Australian government portal urges residents to disable two-factor authentication

Australian authorities continue to urge their citizens to turn off two-factor authentication on the main portal of the myGov country. ( This portal is designed for quick access to a large list of public services: government payments, services for pensioners, the unemployed, families, medical services, insurance, child support, tax services, etc. Digital state. )

Two-factor authentication on the site is implemented by sending one-time passwords via text messages that complement the usual user password.

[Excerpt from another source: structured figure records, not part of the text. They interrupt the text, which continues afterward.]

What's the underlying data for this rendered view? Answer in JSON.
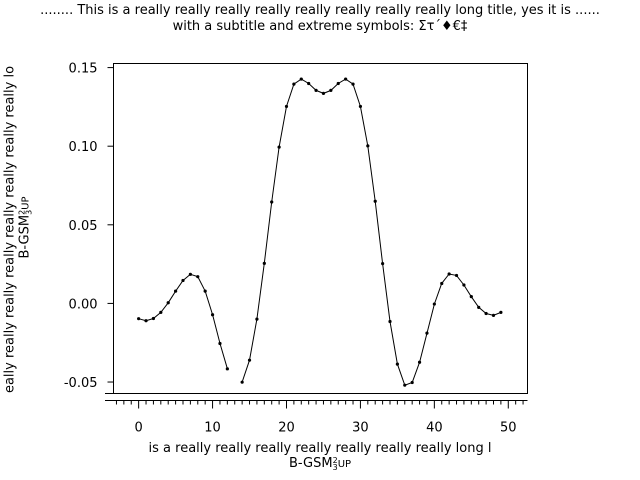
{
  "chart_data": {
    "type": "line",
    "title": "........ This is a really really really really really really really really long title, yes it is ......",
    "subtitle": "with a subtitle and extreme symbols: Στ΄♦€‡",
    "xlabel": "is a really really really really really really really long l",
    "ylabel": "eally really really really really really really really lo",
    "unit_label": {
      "base": "B-GSM",
      "sup": "2",
      "sub": "3",
      "suffix": "UP"
    },
    "xlim": [
      -3.4,
      52.6
    ],
    "ylim": [
      -0.0573,
      0.1526
    ],
    "xticks": [
      0,
      10,
      20,
      30,
      40,
      50
    ],
    "xtick_labels": [
      "0",
      "10",
      "20",
      "30",
      "40",
      "50"
    ],
    "yticks": [
      -0.05,
      0,
      0.05,
      0.1,
      0.15
    ],
    "ytick_labels": [
      "-0.05",
      "0.00",
      "0.05",
      "0.10",
      "0.15"
    ],
    "grid": false,
    "line_color": "#000000",
    "marker": "dot",
    "series": [
      {
        "x": [
          0,
          1,
          2,
          3,
          4,
          5,
          6,
          7,
          8,
          9,
          10,
          11,
          12,
          13,
          14,
          15,
          16,
          17,
          18,
          19,
          20,
          21,
          22,
          23,
          24,
          25,
          26,
          27,
          28,
          29,
          30,
          31,
          32,
          33,
          34,
          35,
          36,
          37,
          38,
          39,
          40,
          41,
          42,
          43,
          44,
          45,
          46,
          47,
          48,
          49
        ],
        "y": [
          -0.0097,
          -0.011,
          -0.0096,
          -0.0057,
          0.0004,
          0.0078,
          0.0146,
          0.0185,
          0.017,
          0.0078,
          -0.0072,
          -0.0255,
          -0.0416,
          null,
          -0.0501,
          -0.0361,
          -0.01,
          0.0255,
          0.0645,
          0.0994,
          0.1253,
          0.1395,
          0.1427,
          0.1399,
          0.1355,
          0.1336,
          0.1355,
          0.1399,
          0.1427,
          0.1395,
          0.1253,
          0.1002,
          0.065,
          0.0253,
          -0.0115,
          -0.0386,
          -0.052,
          -0.0503,
          -0.0374,
          -0.0189,
          -0.0004,
          0.0127,
          0.0187,
          0.0178,
          0.0117,
          0.0043,
          -0.0025,
          -0.0064,
          -0.0076,
          -0.0057
        ]
      }
    ]
  }
}
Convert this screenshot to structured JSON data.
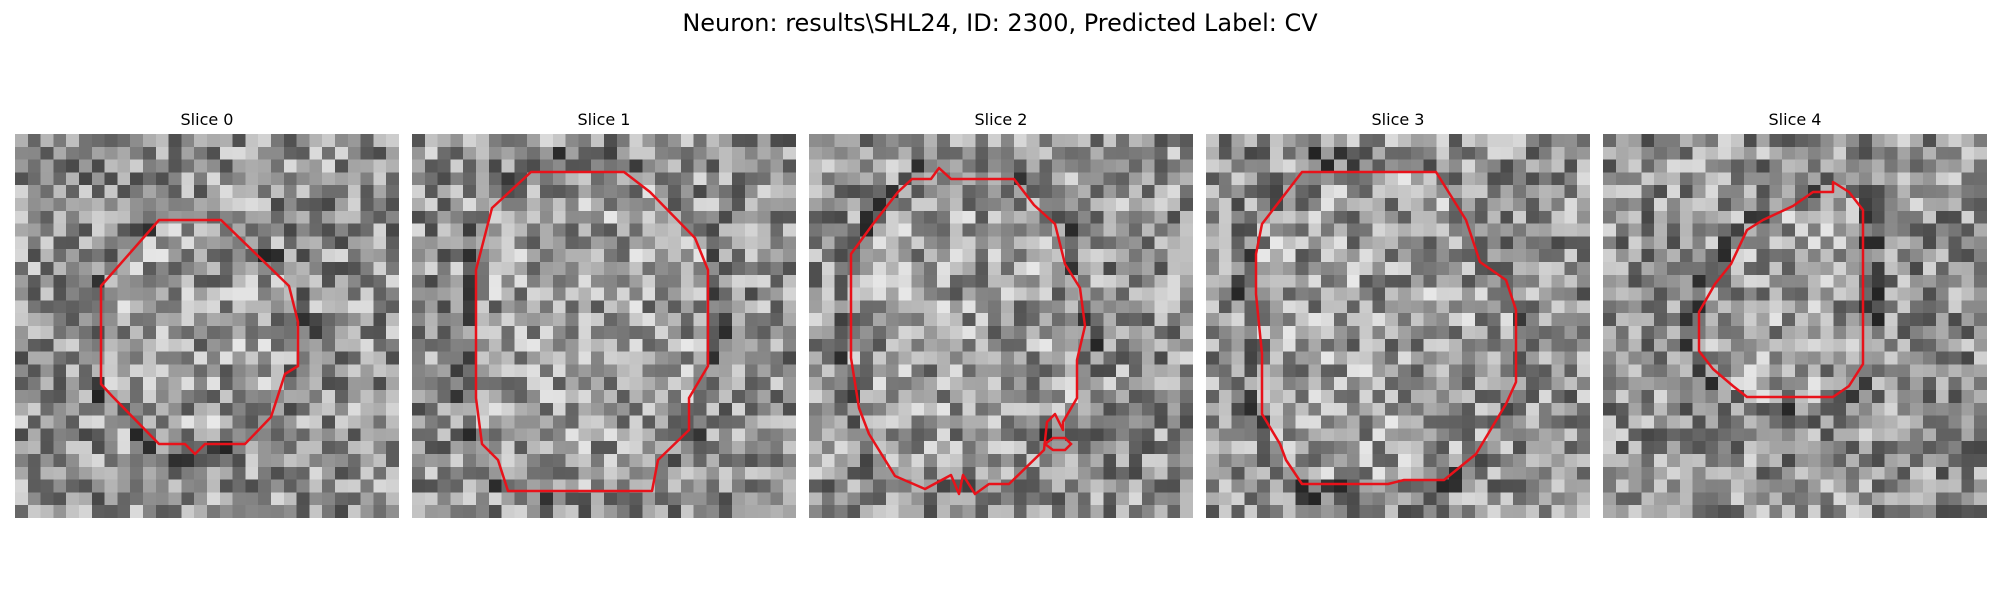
{
  "figure": {
    "title": "Neuron: results\\SHL24, ID: 2300, Predicted Label: CV"
  },
  "slices": [
    {
      "title": "Slice 0",
      "grid": 30,
      "contour_color": "#e8121a"
    },
    {
      "title": "Slice 1",
      "grid": 30,
      "contour_color": "#e8121a"
    },
    {
      "title": "Slice 2",
      "grid": 30,
      "contour_color": "#e8121a"
    },
    {
      "title": "Slice 3",
      "grid": 30,
      "contour_color": "#e8121a"
    },
    {
      "title": "Slice 4",
      "grid": 30,
      "contour_color": "#e8121a"
    }
  ]
}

A number of users on Twitter noted that in addition to reducing security in general, these measures can become even more dangerous when people in the country go abroad:

The meaning of the proposed initiative is clear: most tourists change their Australian SIM cards to local ones when they go on vacation. After performing such actions, they will not be able to receive messages from myGov until they have moved their Australian map back to the device, which causes some trouble.
')
Simplifying the lives of its travelers, the government's proposal significantly neglects the security offered by two-factor authentication when working with an Internet site. This layer of security is even more important when you enter the site from a non-secure home or work network. Considering all the disadvantages of such a step, the insistent appeals of the state look rather sharply and push people to various kinds of reflections.

In the wake of public criticism, myGov left a comment on Twitter, stating that “people who decide to disable two-factor authentication will still have to enter the answer to the secret question to enter”:

On the page, following the link on Twitter, there is no information about secret questions and answers to them.

And even considering this possibility, it cannot be considered a full-fledged replacement for good two-factor authentication.